Fancy having a go at making our birdcage cupcakes yourself? Goodtoknow's cupcake queen, Victoria Threader, guides you through the fiddly bits with her step-by-step instructions...
Make the topper discs the night before. (Leaving them to dry overnight will help them set and stop them drooping on the cupcakes).
Roll the white modelling paste out to 2mm thick and emboss with the texture mat. (Victoria used wood grain but you can use whatever you have) and cut 6 x 60mm discs. Using spacers on the rolling pin will help you get an even thickness. Leave these to dry overnight on a foam drying sponge or greaseproof paper.
The next day, bake your cupcakes using our basic cupcake recipe
and leave to cool completely on a wire rack. Bake them in plain cases and then add the pretty cups at the last minute, otherwise they tend to get greasy.
Meanwhile, colour the modelling paste.
Use 30g of blue modelling paste per cage and roll into a ball. Do this by rubbing a little Trex into your hands as it helps get a really smooth surface.
When you have a neat smooth ball of blue paste, use your fingers to roll it into a sausage shape, keeping the top round but tapping the bottom on the counter to make it nice and flat.
Roll the white modelling paste out to 2mm thick and cut 2mm wide thin strips. You can do this with a sharp knife but you may find it easier to use a ribbon cutter.
Using a water brush, lightly brush where you want the strips to stick and then lay them over the top of the cage and press gently down with the tip of your fingers. When all four strips are stuck on to the cage, trim the excess off at the bottom.
To make the trim for the birdcages, cut a 70mm scalloped circle out using the 70mm sized cutter. Then in the centre, but slighly to one side, cut a plain 50mm circle out to make a ring.
Cut the scalloped ring in half and, with the water brush, stick the thick strip around the bottom of the cage, making sure the scallops are facing upwards. Then stick the thinner strip with the scallops facing down just underneath the dome on the top.
To make the hook, roll two small balls of white paste, one slightly larger than the other. Flatten them both with the tip of your finger. Use a cocktail stick to add a hole in the smaller one and then stick it on top of the larger one.
Roll a small, thin sausage shape and bend it over to make the hook by rolling the two ends to a point and pushing it into the hole. Stick the hook on the top of the cage with a brush of water and then stick the cage onto the dried topper.

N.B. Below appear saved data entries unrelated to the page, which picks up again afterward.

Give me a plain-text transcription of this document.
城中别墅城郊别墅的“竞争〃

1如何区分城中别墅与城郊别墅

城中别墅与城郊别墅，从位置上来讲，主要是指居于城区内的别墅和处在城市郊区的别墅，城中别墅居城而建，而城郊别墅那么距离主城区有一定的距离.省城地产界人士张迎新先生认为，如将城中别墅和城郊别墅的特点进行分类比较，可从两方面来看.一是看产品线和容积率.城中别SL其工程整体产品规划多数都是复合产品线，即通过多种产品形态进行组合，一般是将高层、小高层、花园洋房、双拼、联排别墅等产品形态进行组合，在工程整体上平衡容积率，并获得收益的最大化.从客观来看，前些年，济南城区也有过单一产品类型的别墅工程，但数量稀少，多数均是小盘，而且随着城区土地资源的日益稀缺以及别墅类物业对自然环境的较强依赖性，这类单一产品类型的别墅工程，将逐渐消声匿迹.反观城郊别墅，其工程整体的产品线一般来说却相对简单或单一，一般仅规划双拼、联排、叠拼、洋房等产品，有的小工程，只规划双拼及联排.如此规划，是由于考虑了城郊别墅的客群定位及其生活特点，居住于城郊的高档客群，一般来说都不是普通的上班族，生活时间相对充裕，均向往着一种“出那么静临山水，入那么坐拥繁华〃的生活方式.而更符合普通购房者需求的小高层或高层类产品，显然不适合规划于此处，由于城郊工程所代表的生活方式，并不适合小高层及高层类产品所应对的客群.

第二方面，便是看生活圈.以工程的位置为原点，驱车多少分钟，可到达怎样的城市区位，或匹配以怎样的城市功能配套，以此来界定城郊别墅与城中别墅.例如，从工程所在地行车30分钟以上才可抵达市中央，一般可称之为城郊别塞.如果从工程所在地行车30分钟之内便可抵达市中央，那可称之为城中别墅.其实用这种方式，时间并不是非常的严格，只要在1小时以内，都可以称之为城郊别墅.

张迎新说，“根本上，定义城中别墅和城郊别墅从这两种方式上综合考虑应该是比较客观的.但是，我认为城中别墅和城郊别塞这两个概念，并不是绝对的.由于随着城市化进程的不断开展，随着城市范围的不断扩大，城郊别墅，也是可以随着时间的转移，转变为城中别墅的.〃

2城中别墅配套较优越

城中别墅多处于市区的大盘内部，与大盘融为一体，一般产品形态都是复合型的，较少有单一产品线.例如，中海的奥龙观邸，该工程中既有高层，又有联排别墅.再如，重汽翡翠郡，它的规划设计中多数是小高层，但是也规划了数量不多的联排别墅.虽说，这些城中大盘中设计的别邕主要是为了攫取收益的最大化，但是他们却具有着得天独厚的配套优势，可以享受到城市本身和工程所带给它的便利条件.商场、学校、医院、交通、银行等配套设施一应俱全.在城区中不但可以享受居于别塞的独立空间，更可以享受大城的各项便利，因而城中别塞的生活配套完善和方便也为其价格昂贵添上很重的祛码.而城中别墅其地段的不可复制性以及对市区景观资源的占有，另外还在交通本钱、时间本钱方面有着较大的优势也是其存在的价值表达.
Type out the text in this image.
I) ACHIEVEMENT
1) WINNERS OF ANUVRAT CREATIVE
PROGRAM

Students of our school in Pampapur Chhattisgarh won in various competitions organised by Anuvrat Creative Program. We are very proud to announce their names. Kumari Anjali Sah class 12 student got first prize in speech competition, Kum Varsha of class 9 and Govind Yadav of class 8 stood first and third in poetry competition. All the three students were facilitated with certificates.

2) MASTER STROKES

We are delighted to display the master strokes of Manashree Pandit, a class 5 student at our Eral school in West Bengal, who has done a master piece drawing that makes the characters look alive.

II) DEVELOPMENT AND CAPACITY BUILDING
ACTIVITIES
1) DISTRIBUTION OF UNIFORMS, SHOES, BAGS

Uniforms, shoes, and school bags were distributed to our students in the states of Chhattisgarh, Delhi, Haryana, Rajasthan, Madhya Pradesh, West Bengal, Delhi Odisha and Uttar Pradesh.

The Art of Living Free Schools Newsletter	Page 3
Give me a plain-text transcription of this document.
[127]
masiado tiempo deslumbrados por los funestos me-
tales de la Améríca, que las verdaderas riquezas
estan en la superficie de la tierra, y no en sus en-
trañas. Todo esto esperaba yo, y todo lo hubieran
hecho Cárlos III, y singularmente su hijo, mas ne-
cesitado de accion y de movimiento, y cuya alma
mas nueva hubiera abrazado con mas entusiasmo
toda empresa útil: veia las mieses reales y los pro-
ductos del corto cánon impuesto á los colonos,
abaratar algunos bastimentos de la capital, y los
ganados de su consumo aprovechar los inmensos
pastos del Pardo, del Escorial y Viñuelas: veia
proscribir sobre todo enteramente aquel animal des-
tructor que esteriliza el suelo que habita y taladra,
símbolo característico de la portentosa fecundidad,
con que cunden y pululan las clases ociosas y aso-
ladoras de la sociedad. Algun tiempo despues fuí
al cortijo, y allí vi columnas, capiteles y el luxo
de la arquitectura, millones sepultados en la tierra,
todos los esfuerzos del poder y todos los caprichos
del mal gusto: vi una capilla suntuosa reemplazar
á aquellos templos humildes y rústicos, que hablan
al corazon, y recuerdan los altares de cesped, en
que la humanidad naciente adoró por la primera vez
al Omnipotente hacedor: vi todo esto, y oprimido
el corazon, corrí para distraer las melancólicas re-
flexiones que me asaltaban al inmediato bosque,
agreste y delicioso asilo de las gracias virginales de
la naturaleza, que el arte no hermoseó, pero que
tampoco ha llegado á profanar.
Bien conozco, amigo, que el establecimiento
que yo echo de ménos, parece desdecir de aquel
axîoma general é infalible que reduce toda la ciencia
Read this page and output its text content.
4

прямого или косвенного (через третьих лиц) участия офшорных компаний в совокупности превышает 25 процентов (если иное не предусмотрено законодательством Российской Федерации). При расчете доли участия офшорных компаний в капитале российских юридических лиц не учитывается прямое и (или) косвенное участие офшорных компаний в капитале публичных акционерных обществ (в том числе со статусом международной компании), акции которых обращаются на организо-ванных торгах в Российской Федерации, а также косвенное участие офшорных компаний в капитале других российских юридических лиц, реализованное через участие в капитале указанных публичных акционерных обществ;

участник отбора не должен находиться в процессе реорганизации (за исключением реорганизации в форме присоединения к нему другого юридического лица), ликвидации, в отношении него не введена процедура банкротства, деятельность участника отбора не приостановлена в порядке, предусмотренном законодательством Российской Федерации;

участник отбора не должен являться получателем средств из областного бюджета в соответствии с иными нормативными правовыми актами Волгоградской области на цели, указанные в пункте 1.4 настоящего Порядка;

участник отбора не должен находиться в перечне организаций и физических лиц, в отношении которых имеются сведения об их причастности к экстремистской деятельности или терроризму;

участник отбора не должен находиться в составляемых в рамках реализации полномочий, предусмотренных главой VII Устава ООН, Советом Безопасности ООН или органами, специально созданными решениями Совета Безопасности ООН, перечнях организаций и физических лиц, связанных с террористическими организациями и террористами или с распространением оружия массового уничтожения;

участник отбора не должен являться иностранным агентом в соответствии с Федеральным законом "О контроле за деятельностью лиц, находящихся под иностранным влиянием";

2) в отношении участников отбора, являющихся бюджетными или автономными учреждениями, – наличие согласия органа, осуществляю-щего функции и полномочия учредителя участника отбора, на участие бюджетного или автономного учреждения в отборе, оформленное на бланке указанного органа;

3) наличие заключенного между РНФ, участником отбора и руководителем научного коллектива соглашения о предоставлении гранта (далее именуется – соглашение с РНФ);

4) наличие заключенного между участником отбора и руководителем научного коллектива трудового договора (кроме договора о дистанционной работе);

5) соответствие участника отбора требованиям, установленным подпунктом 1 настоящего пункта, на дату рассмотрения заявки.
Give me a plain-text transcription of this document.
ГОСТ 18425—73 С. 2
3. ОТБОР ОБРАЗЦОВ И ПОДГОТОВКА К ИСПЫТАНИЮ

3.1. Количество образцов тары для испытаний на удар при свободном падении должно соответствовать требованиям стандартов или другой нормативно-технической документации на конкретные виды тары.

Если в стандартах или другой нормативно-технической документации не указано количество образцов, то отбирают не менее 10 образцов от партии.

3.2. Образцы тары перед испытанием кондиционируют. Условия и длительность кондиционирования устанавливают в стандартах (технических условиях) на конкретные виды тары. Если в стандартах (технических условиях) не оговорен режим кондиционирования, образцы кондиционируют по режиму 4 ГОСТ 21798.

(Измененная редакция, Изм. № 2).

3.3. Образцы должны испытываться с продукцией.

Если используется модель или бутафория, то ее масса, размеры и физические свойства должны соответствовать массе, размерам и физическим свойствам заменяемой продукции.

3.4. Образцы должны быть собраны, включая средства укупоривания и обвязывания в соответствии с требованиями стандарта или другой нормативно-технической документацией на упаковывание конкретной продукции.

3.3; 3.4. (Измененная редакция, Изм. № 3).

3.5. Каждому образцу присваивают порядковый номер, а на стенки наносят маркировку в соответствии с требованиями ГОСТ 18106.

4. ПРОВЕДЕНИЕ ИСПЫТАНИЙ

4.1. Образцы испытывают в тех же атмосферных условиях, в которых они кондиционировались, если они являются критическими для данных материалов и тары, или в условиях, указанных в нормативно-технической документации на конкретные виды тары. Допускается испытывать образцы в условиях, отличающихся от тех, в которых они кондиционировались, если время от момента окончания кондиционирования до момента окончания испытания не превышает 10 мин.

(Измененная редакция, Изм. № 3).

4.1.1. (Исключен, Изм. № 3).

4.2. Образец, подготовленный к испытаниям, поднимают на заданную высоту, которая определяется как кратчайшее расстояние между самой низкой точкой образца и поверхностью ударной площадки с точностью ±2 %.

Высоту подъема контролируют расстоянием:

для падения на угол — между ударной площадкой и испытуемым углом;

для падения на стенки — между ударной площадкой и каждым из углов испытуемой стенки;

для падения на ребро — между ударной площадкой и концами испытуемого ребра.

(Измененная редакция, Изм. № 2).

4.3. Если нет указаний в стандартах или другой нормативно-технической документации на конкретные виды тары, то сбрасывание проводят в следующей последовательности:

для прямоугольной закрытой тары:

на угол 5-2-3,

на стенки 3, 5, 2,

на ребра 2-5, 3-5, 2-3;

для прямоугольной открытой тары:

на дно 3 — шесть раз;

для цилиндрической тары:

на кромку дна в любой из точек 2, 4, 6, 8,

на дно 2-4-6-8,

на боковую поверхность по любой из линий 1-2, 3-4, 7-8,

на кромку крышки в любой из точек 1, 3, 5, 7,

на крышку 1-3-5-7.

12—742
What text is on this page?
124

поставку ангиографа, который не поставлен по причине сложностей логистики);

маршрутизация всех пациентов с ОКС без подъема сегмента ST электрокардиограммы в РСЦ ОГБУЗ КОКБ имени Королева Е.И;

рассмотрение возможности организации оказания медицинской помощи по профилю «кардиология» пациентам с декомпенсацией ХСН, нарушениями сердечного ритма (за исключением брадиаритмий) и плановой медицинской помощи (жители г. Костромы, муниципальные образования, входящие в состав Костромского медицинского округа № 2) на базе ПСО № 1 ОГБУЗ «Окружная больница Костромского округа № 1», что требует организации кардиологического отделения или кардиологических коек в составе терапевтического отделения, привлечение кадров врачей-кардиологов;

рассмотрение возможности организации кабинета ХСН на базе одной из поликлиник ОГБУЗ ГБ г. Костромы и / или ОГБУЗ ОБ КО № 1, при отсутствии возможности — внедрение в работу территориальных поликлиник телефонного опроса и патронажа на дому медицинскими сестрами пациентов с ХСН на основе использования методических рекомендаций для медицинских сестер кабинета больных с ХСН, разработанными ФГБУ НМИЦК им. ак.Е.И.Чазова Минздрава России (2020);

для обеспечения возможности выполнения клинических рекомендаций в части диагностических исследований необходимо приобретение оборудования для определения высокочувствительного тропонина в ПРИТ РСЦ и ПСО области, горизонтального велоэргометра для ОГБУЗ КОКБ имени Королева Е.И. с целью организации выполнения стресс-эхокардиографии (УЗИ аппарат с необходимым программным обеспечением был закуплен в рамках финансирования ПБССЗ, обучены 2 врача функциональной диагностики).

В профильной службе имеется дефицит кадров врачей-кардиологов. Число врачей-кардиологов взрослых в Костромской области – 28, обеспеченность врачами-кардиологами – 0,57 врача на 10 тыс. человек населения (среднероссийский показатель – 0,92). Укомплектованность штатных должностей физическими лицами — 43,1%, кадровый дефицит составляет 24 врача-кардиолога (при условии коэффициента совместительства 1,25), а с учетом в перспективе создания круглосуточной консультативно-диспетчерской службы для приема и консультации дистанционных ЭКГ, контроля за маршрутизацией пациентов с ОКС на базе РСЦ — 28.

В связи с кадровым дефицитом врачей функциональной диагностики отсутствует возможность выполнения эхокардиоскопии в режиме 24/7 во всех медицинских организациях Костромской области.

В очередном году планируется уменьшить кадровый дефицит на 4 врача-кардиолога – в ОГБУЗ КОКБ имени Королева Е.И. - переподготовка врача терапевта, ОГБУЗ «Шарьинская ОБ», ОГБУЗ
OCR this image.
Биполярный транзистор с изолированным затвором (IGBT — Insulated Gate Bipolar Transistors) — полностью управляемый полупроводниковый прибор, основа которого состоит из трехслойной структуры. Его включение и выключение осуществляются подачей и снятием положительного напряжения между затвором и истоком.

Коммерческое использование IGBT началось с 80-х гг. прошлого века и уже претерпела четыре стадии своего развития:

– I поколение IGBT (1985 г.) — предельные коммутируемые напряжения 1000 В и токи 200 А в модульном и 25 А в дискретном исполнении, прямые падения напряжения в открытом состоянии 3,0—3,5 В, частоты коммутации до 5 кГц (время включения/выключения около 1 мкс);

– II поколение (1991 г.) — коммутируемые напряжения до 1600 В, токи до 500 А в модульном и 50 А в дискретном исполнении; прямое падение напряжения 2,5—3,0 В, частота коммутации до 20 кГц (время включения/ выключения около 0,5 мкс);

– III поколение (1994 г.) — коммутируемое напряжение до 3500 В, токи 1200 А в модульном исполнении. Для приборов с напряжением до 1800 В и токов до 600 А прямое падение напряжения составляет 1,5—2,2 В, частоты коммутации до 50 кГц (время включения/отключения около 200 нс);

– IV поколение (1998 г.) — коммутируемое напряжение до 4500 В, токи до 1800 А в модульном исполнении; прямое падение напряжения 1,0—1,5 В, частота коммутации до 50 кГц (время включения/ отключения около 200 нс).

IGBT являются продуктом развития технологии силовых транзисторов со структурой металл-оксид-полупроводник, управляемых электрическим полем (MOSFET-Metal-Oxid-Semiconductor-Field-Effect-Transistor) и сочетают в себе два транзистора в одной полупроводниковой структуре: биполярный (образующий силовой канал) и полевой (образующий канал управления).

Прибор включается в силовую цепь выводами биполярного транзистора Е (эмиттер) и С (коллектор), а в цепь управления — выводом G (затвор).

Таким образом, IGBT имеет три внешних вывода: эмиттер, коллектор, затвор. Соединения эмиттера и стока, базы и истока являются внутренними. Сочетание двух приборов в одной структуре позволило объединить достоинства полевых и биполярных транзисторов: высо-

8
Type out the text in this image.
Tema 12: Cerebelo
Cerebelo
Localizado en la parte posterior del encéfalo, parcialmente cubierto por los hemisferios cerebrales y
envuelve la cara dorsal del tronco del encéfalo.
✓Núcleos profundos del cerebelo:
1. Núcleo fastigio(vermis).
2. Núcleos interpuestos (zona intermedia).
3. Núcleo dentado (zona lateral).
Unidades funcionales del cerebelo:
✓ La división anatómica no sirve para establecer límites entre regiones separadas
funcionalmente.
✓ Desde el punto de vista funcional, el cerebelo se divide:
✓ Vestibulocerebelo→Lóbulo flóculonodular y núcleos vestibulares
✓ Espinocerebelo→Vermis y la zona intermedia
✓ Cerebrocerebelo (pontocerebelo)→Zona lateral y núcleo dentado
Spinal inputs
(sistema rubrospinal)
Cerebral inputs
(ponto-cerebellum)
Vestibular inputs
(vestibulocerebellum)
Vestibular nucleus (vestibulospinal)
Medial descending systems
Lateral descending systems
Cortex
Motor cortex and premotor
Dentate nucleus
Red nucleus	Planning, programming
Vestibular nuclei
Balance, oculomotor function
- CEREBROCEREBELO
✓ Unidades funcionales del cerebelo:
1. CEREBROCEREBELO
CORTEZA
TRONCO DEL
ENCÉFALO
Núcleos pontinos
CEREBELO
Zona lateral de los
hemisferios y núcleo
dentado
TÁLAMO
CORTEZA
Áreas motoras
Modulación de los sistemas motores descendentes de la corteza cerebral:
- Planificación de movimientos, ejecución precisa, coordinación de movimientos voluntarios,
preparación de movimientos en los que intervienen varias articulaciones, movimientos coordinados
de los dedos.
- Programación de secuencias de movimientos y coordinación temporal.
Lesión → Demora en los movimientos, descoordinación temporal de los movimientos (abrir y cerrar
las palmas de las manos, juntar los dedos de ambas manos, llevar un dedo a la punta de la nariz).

To make the ribbon roses, roll a small sausage shape. Roll it out flat with a rolling pin and then quite tightly roll one end to the other, teasing the edges outwards with the tip of your finger. Don’t forget to make bigger ones for the other 6 cupcakes.
To make the leaves, roll a small ball roughly the size you need then pinch one side to give you a petal shape and push a cocktail stick down the centre.
Roll the green modelling paste out to 2mm thick and cut 6 x 15mm robins. Trim the legs off with a sharp knife.
Arrange the roses and the bird and stick them on with a brush of water. When using the brush to stick, make sure you rub the brush a little on the paste to make it really sticky, this way the decoration won’t fall off.
Add a black nonpareil to each bird for its eye.
Make a batch of basic meringue buttercream
and ice the cupcakes once they are completely cooled. Pipe classic swirls by starting in the centre and working your out to the paper case then up into a peak. To stop, push down slightly and pull up quickly.
Arrange the roses and leaves and add the cage toppers to the iced cupcakes. Your beautiful birdcage cupcakes are now ready to serve.